Thursday, July 14, 2011

Long Time Coming

Dear Kuya Rick,
I was shocked when i saw the latest entry on your site. The title of your first one-man show is the same title i've been saving all these years for my first one-man show, hahah! YOU YOU!! Just kidding. Anyway, as a support (and added pressure *evil laugh - inagaw mo title ko*) this entry wishes you a successful one-man! Congrats in advance. :)
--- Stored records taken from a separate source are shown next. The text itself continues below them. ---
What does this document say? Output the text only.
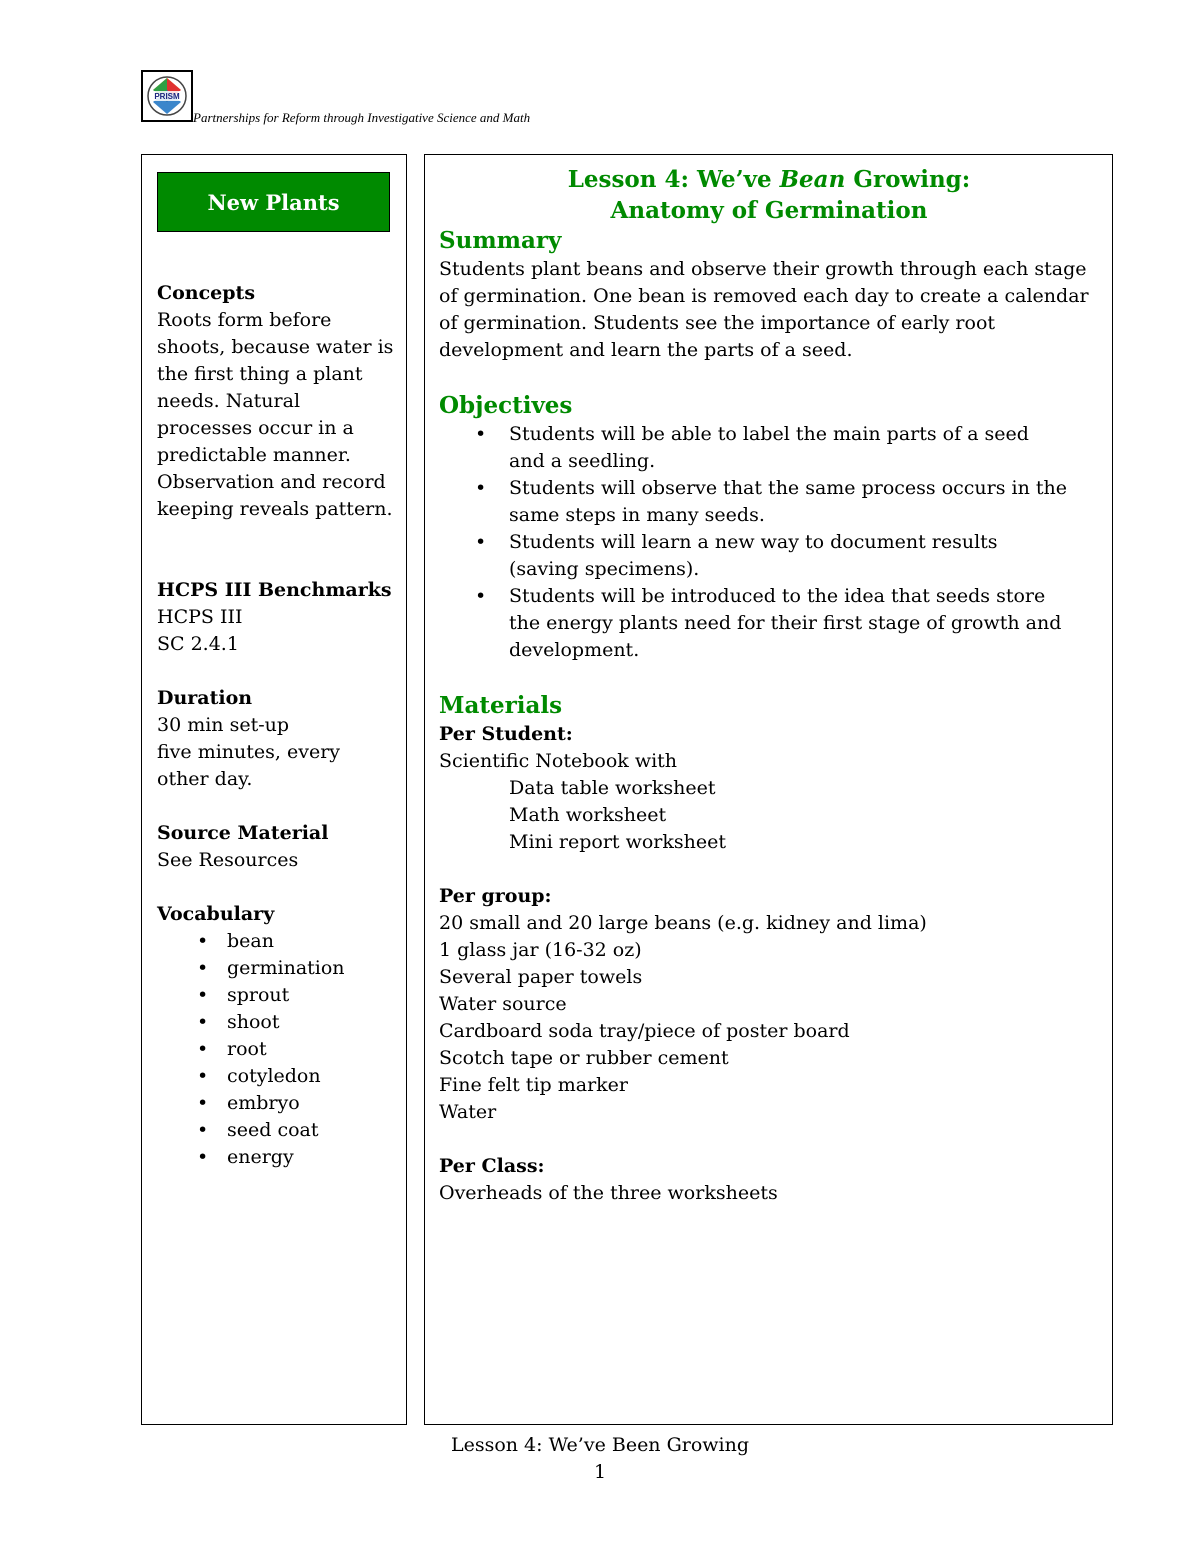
PRISM
Partnerships for Reform through Investigative Science and Math
New Plants
Concepts
Roots form before shoots, because water is the first thing a plant needs. Natural processes occur in a predictable manner. Observation and record keeping reveals pattern.
HCPS III Benchmarks
HCPS III
SC 2.4.1
Duration
30 min set-up
five minutes, every other day.
Source Material
See Resources
Vocabulary
• bean
• germination
• sprout
• shoot
• root
• cotyledon
• embryo
• seed coat
• energy
Lesson 4: We’ve Bean Growing:
Anatomy of Germination
Summary
Students plant beans and observe their growth through each stage of germination. One bean is removed each day to create a calendar of germination. Students see the importance of early root development and learn the parts of a seed.
Objectives
• Students will be able to label the main parts of a seed and a seedling.
• Students will observe that the same process occurs in the same steps in many seeds.
• Students will learn a new way to document results (saving specimens).
• Students will be introduced to the idea that seeds store the energy plants need for their first stage of growth and development.
Materials
Per Student:
Scientific Notebook with
Data table worksheet
Math worksheet
Mini report worksheet
Per group:
20 small and 20 large beans (e.g. kidney and lima)
1 glass jar (16-32 oz)
Several paper towels
Water source
Cardboard soda tray/piece of poster board
Scotch tape or rubber cement
Fine felt tip marker
Water
Per Class:
Overheads of the three worksheets
Lesson 4: We’ve Been Growing
1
Dear friends, cyber friends, everyone :) -- come and visit Rick Hernandez's Long Time Coming on August 9 at Galerie OneWorkshop, LRI Design Plaza, Makati City. I'm sure it'll be awesome. The title spells it. :)



Long Time Coming 
 
What arrives in Long Time Coming, the first solo exhibit by Rick Hernandez, is not just a form of departure from the artist’s earlier works which emphasized the end product and its evident rootedness to the material world in its investigation ofhistory and the nature of memory. Here is a body of work which risks the fantasy of moving into the conceptual, into privileging process, in order to make evident its understanding of the past: that history is not just a mere pastiche or a presentation of a perceived whole based on an amalgam of fractured facts—in the case of Hernandez’s collages, bits and pieces from magazines, books, and other ephemera dating as far back as the 1940s—but that it is also a course of action, the mode of scrutiny itself, the means by which the artist makes sense of the rubble gathering at his feet. In this lies the affinity of Hernandez’s collection to the paintings of Mark Rothko, more than the geometric shapes and the grids which characterized the latter’s abstractions and which is now also visible in the surfaces of Hernandez’s works.
 
“Forgetting is so long,” the poet Pablo Neruda said, if not altogether impossible. The act of forgetting becomes a possibility only if violence is involved, if the mind is traumatized enough as to cause dislocation or a transitory erasure of images. We don’t really forget, we just have the “tendency to forget”. For Hernandez, violence lies underneath the Zen-like calm displayed in his works. The collage of texts, the reorganized debris of the past, physically remains but is buried underneath layers upon layers of paint—a literal exposition of the idea that one cannot really erase the past, it can only be “buried”. The relics by which history becomes material and by which Hernandez makes sense of his own embeddedness in history, along with its accumulated value over time, become invisible with the seemingly arbitrary stroke of putting paint over texts and images, thus rendering them flat and worthless. By this singular act, Hernandez critiques history with his bold refusal to remember it—that in this contemporary age marked by the super-abundance of information, it is the vision of the moment that is most relevant.
 
 Oliver Ortega 










2 comments:

  1. ha ha! your comment was so great! it made me giggle! <3

    love, polly :D:D

    ReplyDelete
  2. i wish i could! it does sound magical!!!